Mary can turn her back on the angel and say, "No way! I'm not worthy and I'm certainly not ready for that to happen." She has that option. But she is open to God's will. So she asks how all this can be possible since she has never slept with a man.

So the angel tells her that it will come about through the Holy Spirit. As evidence that the miraculous can happen, Gabriel tells Mary that her elderly cousin is beginning her third trimester of pregnancy. He assures Mary that what ever God says will happen won't fail.

So Mary, clearly full of humility for a teenager, simply says, "I am the Lord's servant. May it be to me according to your word." Clearly, there is something special about this girl.

But even saying yes to God does not mean things will be easy...or perfect. An unwed mother faced stoning at the worst; at the very least shunning and life-long ridicule for her son. Saying yes could have meant death. But she does it anyway.

Mary doesn't know what lies ahead. She doesn't know that she'll be alone with only Joseph in a unfamiliar city when the labor pains hit.
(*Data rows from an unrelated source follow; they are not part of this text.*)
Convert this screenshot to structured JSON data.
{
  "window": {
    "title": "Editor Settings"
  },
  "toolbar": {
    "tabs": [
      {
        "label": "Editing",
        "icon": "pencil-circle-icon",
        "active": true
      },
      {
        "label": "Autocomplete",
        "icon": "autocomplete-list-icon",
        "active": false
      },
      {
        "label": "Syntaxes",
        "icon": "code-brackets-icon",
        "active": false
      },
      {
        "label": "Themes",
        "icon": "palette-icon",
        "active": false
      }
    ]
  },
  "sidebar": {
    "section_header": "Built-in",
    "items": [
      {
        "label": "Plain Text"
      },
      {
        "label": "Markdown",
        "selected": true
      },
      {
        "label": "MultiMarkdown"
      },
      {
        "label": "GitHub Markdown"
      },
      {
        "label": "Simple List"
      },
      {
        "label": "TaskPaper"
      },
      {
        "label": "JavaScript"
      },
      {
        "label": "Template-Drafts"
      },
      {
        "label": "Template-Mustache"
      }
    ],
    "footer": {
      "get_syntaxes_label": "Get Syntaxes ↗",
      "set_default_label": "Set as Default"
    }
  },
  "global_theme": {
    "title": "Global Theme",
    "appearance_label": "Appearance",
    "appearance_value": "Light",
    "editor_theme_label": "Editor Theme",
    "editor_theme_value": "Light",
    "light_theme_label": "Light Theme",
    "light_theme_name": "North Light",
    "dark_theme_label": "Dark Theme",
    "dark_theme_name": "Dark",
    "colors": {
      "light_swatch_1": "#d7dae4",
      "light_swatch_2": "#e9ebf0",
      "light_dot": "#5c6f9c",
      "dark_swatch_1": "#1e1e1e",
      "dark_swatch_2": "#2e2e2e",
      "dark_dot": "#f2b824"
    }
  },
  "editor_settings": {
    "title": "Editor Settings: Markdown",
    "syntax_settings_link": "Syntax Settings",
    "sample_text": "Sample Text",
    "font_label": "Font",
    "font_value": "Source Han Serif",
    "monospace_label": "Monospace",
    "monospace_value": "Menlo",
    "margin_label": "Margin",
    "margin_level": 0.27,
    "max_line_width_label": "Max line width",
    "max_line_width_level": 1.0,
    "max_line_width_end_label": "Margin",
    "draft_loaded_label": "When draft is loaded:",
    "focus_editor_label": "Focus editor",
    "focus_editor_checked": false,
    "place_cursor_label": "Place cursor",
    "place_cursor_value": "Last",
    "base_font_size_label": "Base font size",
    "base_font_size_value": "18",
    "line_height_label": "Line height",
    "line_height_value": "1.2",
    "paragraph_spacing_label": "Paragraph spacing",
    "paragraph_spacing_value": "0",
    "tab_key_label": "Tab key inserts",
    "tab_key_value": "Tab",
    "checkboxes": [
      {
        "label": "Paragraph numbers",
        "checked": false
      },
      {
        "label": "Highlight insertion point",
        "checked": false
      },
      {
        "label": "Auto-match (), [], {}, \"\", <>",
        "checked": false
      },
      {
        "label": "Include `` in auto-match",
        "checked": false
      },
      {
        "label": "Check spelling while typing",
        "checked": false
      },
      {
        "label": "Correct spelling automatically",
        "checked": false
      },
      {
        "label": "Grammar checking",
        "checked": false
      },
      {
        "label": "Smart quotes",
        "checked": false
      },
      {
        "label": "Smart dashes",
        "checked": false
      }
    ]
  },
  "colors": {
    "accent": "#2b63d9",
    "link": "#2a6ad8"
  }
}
She doesn't know that she'll give birth in a barn, surrounded by livestock and their manure. She doesn't know that her family will have to flee to a foreign land as essentially illegal immigrants in order to escape Herod's murderous plot against baby boys. She doesn't know that she will see her son beaten and killed in the most cruel fashion. It is not an easy road that lies ahead of Mary. She may have been better off saying "no".

But she said yes. And the world was changed because of her decision. And despite all the trials and hardships, I believe Mary--one who treasured and pondered things in her heart--would say that she lived a good life. Not a safe life, but a good life.
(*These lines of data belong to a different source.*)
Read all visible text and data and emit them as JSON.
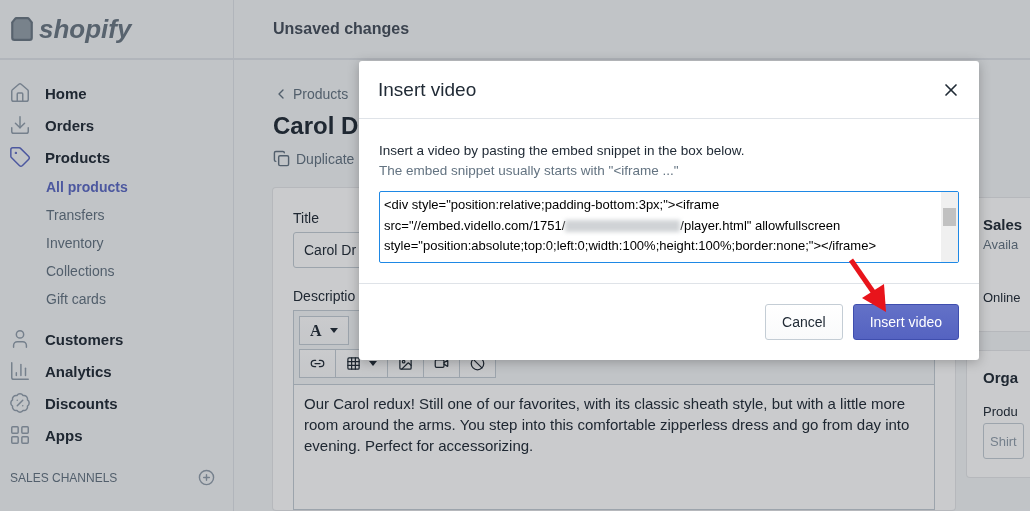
{
  "sidebar": {
    "logo": "shopify",
    "items": [
      {
        "label": "Home",
        "selected": false
      },
      {
        "label": "Orders",
        "selected": false
      },
      {
        "label": "Products",
        "selected": true,
        "children": [
          {
            "label": "All products",
            "selected": true
          },
          {
            "label": "Transfers",
            "selected": false
          },
          {
            "label": "Inventory",
            "selected": false
          },
          {
            "label": "Collections",
            "selected": false
          },
          {
            "label": "Gift cards",
            "selected": false
          }
        ]
      },
      {
        "label": "Customers",
        "selected": false
      },
      {
        "label": "Analytics",
        "selected": false
      },
      {
        "label": "Discounts",
        "selected": false
      },
      {
        "label": "Apps",
        "selected": false
      }
    ],
    "section_heading": "SALES CHANNELS"
  },
  "top_bar": {
    "title": "Unsaved changes"
  },
  "page": {
    "breadcrumb": "Products",
    "title": "Carol D",
    "actions": [
      "Duplicate"
    ],
    "title_field": {
      "label": "Title",
      "value": "Carol Dr"
    },
    "description": {
      "label": "Descriptio",
      "font_button": "A",
      "text": "Our Carol redux! Still one of our favorites, with its classic sheath style, but with a little more room around the arms. You step into this comfortable zipperless dress and go from day into evening. Perfect for accessorizing."
    },
    "side_cards": [
      {
        "heading": "Sales",
        "subtext": "Availa",
        "row": "Online"
      },
      {
        "heading": "Orga",
        "field_label": "Produ",
        "placeholder": "Shirt"
      }
    ]
  },
  "modal": {
    "title": "Insert video",
    "instructions": "Insert a video by pasting the embed snippet in the box below.",
    "hint": "The embed snippet usually starts with \"<iframe ...\"",
    "code_lines": [
      {
        "text": "<div style=\"position:relative;padding-bottom:3px;\"><iframe",
        "redacted": false
      },
      {
        "text": "src=\"//embed.vidello.com/1751/",
        "redacted": true,
        "text_after": "/player.html\" allowfullscreen"
      },
      {
        "text": "style=\"position:absolute;top:0;left:0;width:100%;height:100%;border:none;\"></iframe>",
        "redacted": false
      }
    ],
    "buttons": [
      {
        "label": "Cancel",
        "kind": "secondary"
      },
      {
        "label": "Insert video",
        "kind": "primary"
      }
    ]
  }
}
May I be willing to say yes to God as well.


Pagan Rituals, Christmas and Transformation

Every Christmas (and at many other holidays as well), the anti-religious like to point out that Christmas is a made up holiday. Jesus wasn't born in December (probably in the spring since the shepherds were out in the fields). And the church just made Christmas in December to Christianize some of the many pagan festivals that happened around that time.
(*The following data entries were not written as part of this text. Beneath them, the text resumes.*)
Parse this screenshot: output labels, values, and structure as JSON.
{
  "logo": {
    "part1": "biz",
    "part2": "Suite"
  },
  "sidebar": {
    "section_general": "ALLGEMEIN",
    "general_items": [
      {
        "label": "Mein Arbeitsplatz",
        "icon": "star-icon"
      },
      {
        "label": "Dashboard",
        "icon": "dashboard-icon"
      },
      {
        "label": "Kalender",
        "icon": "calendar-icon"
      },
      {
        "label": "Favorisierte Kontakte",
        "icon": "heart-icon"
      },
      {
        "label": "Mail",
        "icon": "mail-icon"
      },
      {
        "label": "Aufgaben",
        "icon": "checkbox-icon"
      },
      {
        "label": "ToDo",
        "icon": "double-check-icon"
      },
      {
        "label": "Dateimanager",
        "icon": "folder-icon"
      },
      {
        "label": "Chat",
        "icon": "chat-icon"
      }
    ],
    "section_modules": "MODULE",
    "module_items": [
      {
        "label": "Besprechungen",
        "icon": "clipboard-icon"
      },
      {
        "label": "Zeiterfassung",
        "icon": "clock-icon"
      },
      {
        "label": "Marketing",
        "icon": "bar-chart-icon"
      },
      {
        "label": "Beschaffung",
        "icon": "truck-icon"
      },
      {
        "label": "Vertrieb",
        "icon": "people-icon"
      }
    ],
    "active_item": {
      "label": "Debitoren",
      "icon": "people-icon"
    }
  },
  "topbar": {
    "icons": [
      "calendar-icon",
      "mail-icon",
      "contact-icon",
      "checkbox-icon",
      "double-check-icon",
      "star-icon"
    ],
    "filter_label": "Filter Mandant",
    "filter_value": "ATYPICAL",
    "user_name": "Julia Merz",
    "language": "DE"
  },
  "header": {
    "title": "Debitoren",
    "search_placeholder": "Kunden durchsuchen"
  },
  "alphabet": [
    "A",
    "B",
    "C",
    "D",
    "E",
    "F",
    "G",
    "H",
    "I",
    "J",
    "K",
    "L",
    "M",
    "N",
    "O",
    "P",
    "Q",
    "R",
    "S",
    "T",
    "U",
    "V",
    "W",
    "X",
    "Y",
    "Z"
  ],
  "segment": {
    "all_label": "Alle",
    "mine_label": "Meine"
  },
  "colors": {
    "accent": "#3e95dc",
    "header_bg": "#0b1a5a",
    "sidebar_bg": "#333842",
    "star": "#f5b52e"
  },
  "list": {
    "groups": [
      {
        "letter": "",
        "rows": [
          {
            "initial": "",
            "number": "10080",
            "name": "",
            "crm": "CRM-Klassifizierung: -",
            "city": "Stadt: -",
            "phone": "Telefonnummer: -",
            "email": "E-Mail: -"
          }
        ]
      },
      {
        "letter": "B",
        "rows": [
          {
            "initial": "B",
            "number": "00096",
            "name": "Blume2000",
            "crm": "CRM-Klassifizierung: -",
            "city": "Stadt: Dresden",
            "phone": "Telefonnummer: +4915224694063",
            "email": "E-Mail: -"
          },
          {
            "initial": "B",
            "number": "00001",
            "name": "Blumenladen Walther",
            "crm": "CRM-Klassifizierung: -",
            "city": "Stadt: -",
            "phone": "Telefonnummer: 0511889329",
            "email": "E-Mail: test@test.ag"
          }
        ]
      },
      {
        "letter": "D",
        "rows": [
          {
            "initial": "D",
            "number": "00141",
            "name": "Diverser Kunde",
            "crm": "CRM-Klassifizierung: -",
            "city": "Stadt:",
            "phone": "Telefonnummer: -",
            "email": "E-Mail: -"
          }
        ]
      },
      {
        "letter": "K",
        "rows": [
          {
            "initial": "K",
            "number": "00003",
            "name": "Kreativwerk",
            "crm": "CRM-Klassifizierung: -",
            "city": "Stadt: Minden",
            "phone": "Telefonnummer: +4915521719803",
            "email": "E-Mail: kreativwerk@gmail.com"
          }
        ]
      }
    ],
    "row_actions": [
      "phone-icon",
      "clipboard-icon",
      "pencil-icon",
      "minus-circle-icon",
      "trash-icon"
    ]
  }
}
And, yes, Advent isn't in the Bible, nor does it tell us to celebrate it. Some within the church may think that observing Advent isn't something Christians should do. But to me, Advent is important. It helps shift my focus off the commercialization of Christmas which begins around Halloween now, into being focused on having a slower, more meaningful pace not focused on making lists of presents I want. Observing Advent, as well as the church calendar as a whole, helps establish rhythms to our family's life. Advent also reminds me to be prepared for Christ's return, helping me not get lax in my faith

And yes, the critics are right about Christmas. It is a made up date that likely had been some pagan observance. And some of our symbols (such as the Christmas tree) may have had pagan meanings initially as well.

But does that matter? So what if our religious celebrations were once pagan? Isn't Christ about transformation? Isn't that what He does? He takes our "pagan" souls and transforms them. He pours His Spirit into us helping us to live as new creations. Why shouldn't we transform holy days as well?

Someday we will be perfect. For now we are still sinful beings, forgiven and given grace, but still sinful. The Holy Spirit transforms us daily, more and more into Christ's image, if we allow His will instead of our own. That transformation will be complete when Christ returns...which we await for during Advent. Actually, Advent is just a strong reminder for us to live the rest of the year waiting for Christ to return. Which is part of why I celebrate it.